The year is 2077 and you know the rest. Like mostly all movies about the future nowadays – either post-apocalyptic or dystopian – Oblivion opens on Earth ravaged by a nuclear war that was fought against an alien race invading the planet and ‘we won’ (repeated throughout the film) but at great loss to the world’s natural resources. So mankind built a space station and relocates to Saturn’s moon Titan.
But some resources have to be transported too and a skeleton crew of couple-teams are left behind to protect and repair fighter drones. Some of the alien rebels are still wreaking havoc on the surface and Jack Harper (Tom Cruise) and his teammate tech operator Victoria (Andrea Riseborough) must work as an ‘effective team’ to stop any halt in progress. They’re directed from the space station by Mission Control Sally (Melissa Leo) who comes across as more of an irritating cyborg than a human being.

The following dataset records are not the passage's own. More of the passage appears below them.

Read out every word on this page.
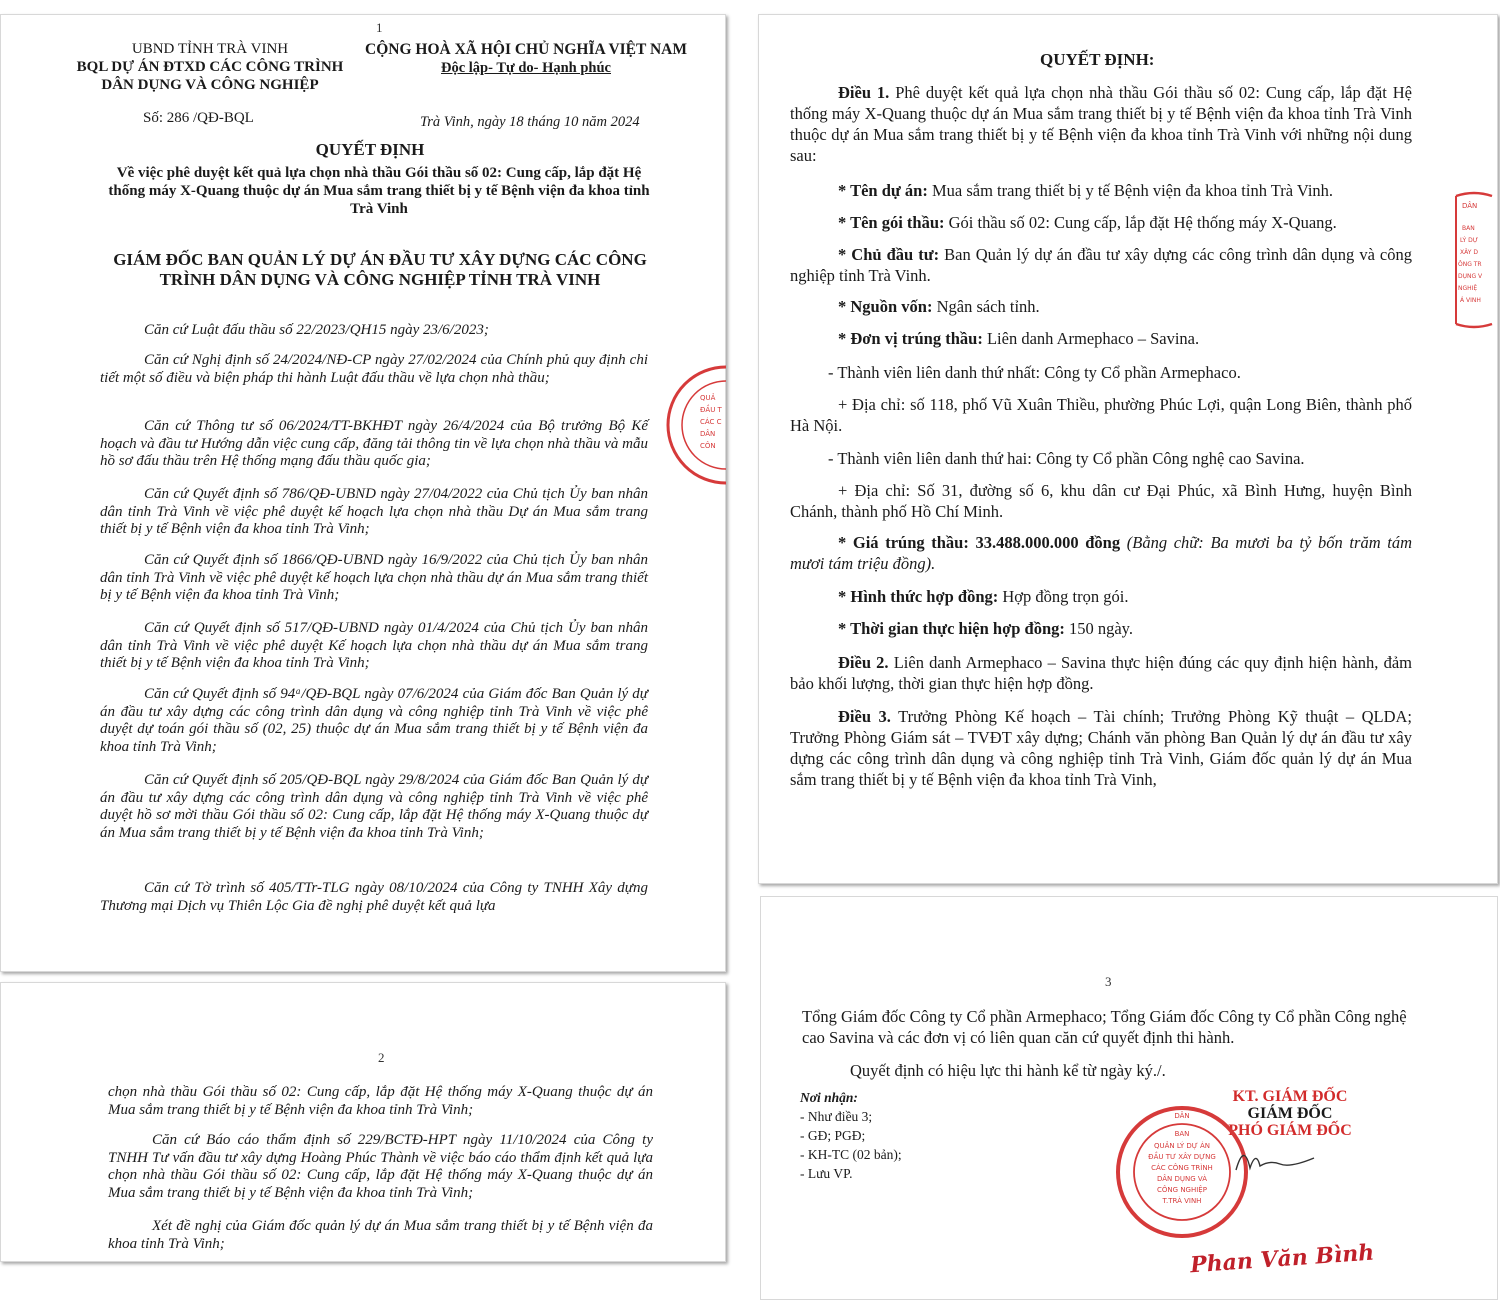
1
UBND TỈNH TRÀ VINH
BQL DỰ ÁN ĐTXD CÁC CÔNG TRÌNH
DÂN DỤNG VÀ CÔNG NGHIỆP
CỘNG HOÀ XÃ HỘI CHỦ NGHĨA VIỆT NAM
Độc lập- Tự do- Hạnh phúc
Số: 286 /QĐ-BQL	Trà Vinh, ngày 18 tháng 10 năm 2024
QUYẾT ĐỊNH
Về việc phê duyệt kết quả lựa chọn nhà thầu Gói thầu số 02: Cung cấp, lắp đặt Hệ thống máy X-Quang thuộc dự án Mua sắm trang thiết bị y tế Bệnh viện đa khoa tỉnh Trà Vinh
GIÁM ĐỐC BAN QUẢN LÝ DỰ ÁN ĐẦU TƯ XÂY DỰNG CÁC CÔNG TRÌNH DÂN DỤNG VÀ CÔNG NGHIỆP TỈNH TRÀ VINH
Căn cứ Luật đấu thầu số 22/2023/QH15 ngày 23/6/2023;
Căn cứ Nghị định số 24/2024/NĐ-CP ngày 27/02/2024 của Chính phủ quy định chi tiết một số điều và biện pháp thi hành Luật đấu thầu về lựa chọn nhà thầu;
Căn cứ Thông tư số 06/2024/TT-BKHĐT ngày 26/4/2024 của Bộ trưởng Bộ Kế hoạch và đầu tư Hướng dẫn việc cung cấp, đăng tải thông tin về lựa chọn nhà thầu và mẫu hồ sơ đấu thầu trên Hệ thống mạng đấu thầu quốc gia;
Căn cứ Quyết định số 786/QĐ-UBND ngày 27/04/2022 của Chủ tịch Ủy ban nhân dân tỉnh Trà Vinh về việc phê duyệt kế hoạch lựa chọn nhà thầu Dự án Mua sắm trang thiết bị y tế Bệnh viện đa khoa tỉnh Trà Vinh;
Căn cứ Quyết định số 1866/QĐ-UBND ngày 16/9/2022 của Chủ tịch Ủy ban nhân dân tỉnh Trà Vinh về việc phê duyệt kế hoạch lựa chọn nhà thầu dự án Mua sắm trang thiết bị y tế Bệnh viện đa khoa tỉnh Trà Vinh;
Căn cứ Quyết định số 517/QĐ-UBND ngày 01/4/2024 của Chủ tịch Ủy ban nhân dân tỉnh Trà Vinh về việc phê duyệt Kế hoạch lựa chọn nhà thầu dự án Mua sắm trang thiết bị y tế Bệnh viện đa khoa tỉnh Trà Vinh;
Căn cứ Quyết định số 94ᵃ/QĐ-BQL ngày 07/6/2024 của Giám đốc Ban Quản lý dự án đầu tư xây dựng các công trình dân dụng và công nghiệp tỉnh Trà Vinh về việc phê duyệt dự toán gói thầu số (02, 25) thuộc dự án Mua sắm trang thiết bị y tế Bệnh viện đa khoa tỉnh Trà Vinh;
Căn cứ Quyết định số 205/QĐ-BQL ngày 29/8/2024 của Giám đốc Ban Quản lý dự án đầu tư xây dựng các công trình dân dụng và công nghiệp tỉnh Trà Vinh về việc phê duyệt hồ sơ mời thầu Gói thầu số 02: Cung cấp, lắp đặt Hệ thống máy X-Quang thuộc dự án Mua sắm trang thiết bị y tế Bệnh viện đa khoa tỉnh Trà Vinh;
Căn cứ Tờ trình số 405/TTr-TLG ngày 08/10/2024 của Công ty TNHH Xây dựng Thương mại Dịch vụ Thiên Lộc Gia đề nghị phê duyệt kết quả lựa
QUẢ
ĐẦU T
CÁC C
DÂN
CÔN
2
chọn nhà thầu Gói thầu số 02: Cung cấp, lắp đặt Hệ thống máy X-Quang thuộc dự án Mua sắm trang thiết bị y tế Bệnh viện đa khoa tỉnh Trà Vinh;
Căn cứ Báo cáo thẩm định số 229/BCTĐ-HPT ngày 11/10/2024 của Công ty TNHH Tư vấn đầu tư xây dựng Hoàng Phúc Thành về việc báo cáo thẩm định kết quả lựa chọn nhà thầu Gói thầu số 02: Cung cấp, lắp đặt Hệ thống máy X-Quang thuộc dự án Mua sắm trang thiết bị y tế Bệnh viện đa khoa tỉnh Trà Vinh;
Xét đề nghị của Giám đốc quản lý dự án Mua sắm trang thiết bị y tế Bệnh viện đa khoa tỉnh Trà Vinh;
QUYẾT ĐỊNH:
Điều 1. Phê duyệt kết quả lựa chọn nhà thầu Gói thầu số 02: Cung cấp, lắp đặt Hệ thống máy X-Quang thuộc dự án Mua sắm trang thiết bị y tế Bệnh viện đa khoa tỉnh Trà Vinh thuộc dự án Mua sắm trang thiết bị y tế Bệnh viện đa khoa tỉnh Trà Vinh với những nội dung sau:
* Tên dự án: Mua sắm trang thiết bị y tế Bệnh viện đa khoa tỉnh Trà Vinh.
* Tên gói thầu: Gói thầu số 02: Cung cấp, lắp đặt Hệ thống máy X-Quang.
* Chủ đầu tư: Ban Quản lý dự án đầu tư xây dựng các công trình dân dụng và công nghiệp tỉnh Trà Vinh.
* Nguồn vốn: Ngân sách tỉnh.
* Đơn vị trúng thầu: Liên danh Armephaco – Savina.
- Thành viên liên danh thứ nhất: Công ty Cổ phần Armephaco.
+ Địa chỉ: số 118, phố Vũ Xuân Thiều, phường Phúc Lợi, quận Long Biên, thành phố Hà Nội.
- Thành viên liên danh thứ hai: Công ty Cổ phần Công nghệ cao Savina.
+ Địa chỉ: Số 31, đường số 6, khu dân cư Đại Phúc, xã Bình Hưng, huyện Bình Chánh, thành phố Hồ Chí Minh.
* Giá trúng thầu: 33.488.000.000 đồng (Bằng chữ: Ba mươi ba tỷ bốn trăm tám mươi tám triệu đồng).
* Hình thức hợp đồng: Hợp đồng trọn gói.
* Thời gian thực hiện hợp đồng: 150 ngày.
Điều 2. Liên danh Armephaco – Savina thực hiện đúng các quy định hiện hành, đảm bảo khối lượng, thời gian thực hiện hợp đồng.
Điều 3. Trưởng Phòng Kế hoạch – Tài chính; Trưởng Phòng Kỹ thuật – QLDA; Trưởng Phòng Giám sát – TVĐT xây dựng; Chánh văn phòng Ban Quản lý dự án đầu tư xây dựng các công trình dân dụng và công nghiệp tỉnh Trà Vinh, Giám đốc quản lý dự án Mua sắm trang thiết bị y tế Bệnh viện đa khoa tỉnh Trà Vinh,
DÂN
BAN
LÝ DỰ
XÂY D
ÔNG TR
DỤNG V
NGHIỆ
Á VINH
3
Tổng Giám đốc Công ty Cổ phần Armephaco; Tổng Giám đốc Công ty Cổ phần Công nghệ cao Savina và các đơn vị có liên quan căn cứ quyết định thi hành.
Quyết định có hiệu lực thi hành kể từ ngày ký./.
Nơi nhận:
- Như điều 3;
- GĐ; PGĐ;
- KH-TC (02 bản);
- Lưu VP.
KT. GIÁM ĐỐC
GIÁM ĐỐC
PHÓ GIÁM ĐỐC
BAN
QUẢN LÝ DỰ ÁN
ĐẦU TƯ XÂY DỰNG
CÁC CÔNG TRÌNH
DÂN DỤNG VÀ
CÔNG NGHIỆP
T.TRÀ VINH
DÂN
Phan Văn Bình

The film’s first hour is one long set up establishing the planet’s state, the state of mind of Jack who doesn’t want to leave earth, of Victoria who desperately wants to leave and doesn’t bother to go down with Jack from their shiny apartment base in the sky and some mysterious aliens who you never see. The set pieces are all shiny, white and silver and grey. Jack’s futuristic helicopter is cool but just as lifeless and hollow as the film’s premise and storyline. Andrea Riseborough is subtly quite irritating and from the beginning you know something is not quite right. Are they clones or robots? Is the very robotic and automated Sally for real? Are there really aliens? Memory wipes don’t seem very kosher do they?
And then a 60-year-old space ship in cryogenic hibernation crash lands on Earth and Jack Harper (the name ‘Jack’ is so overused in Hollywood!) saves one of the crew, a Russian woman called Julia (Olga Kurylenko) who he’s been having vision of and who clearly knows him. At some point he asks her, “Who are you?” and in your head you’re like ‘Your wife’ and that’s exactly what she says!
Even the introduction of Morgan Freeman as a human rebel leader who picks Jack to discover the ‘truth’ does not elevate this film. In fact, Freeman must be there for just 20 minutes of screen time. Nothing about him or his band of rebels is explained. There’s no humanity to their story. I found myself yawning and shifting in my seat at the utter sterile blandness of it all.
There’s no chemistry between Jack and his two female leads. There’s no originality to the whole scene where Jack infiltrates the alien space station to blow it up. You think of Independence Day and realise how much better that was as a film, as entertainment and it was still bang on with its story and delivered on the thrills. You’ve seen everything and more before, done a lot better. The only good thing is the wonderful background score by M.8.3 but even that can’t save the film from being ‘forgettable’ (which as a friend/colleague pointed out is the meaning of oblivion).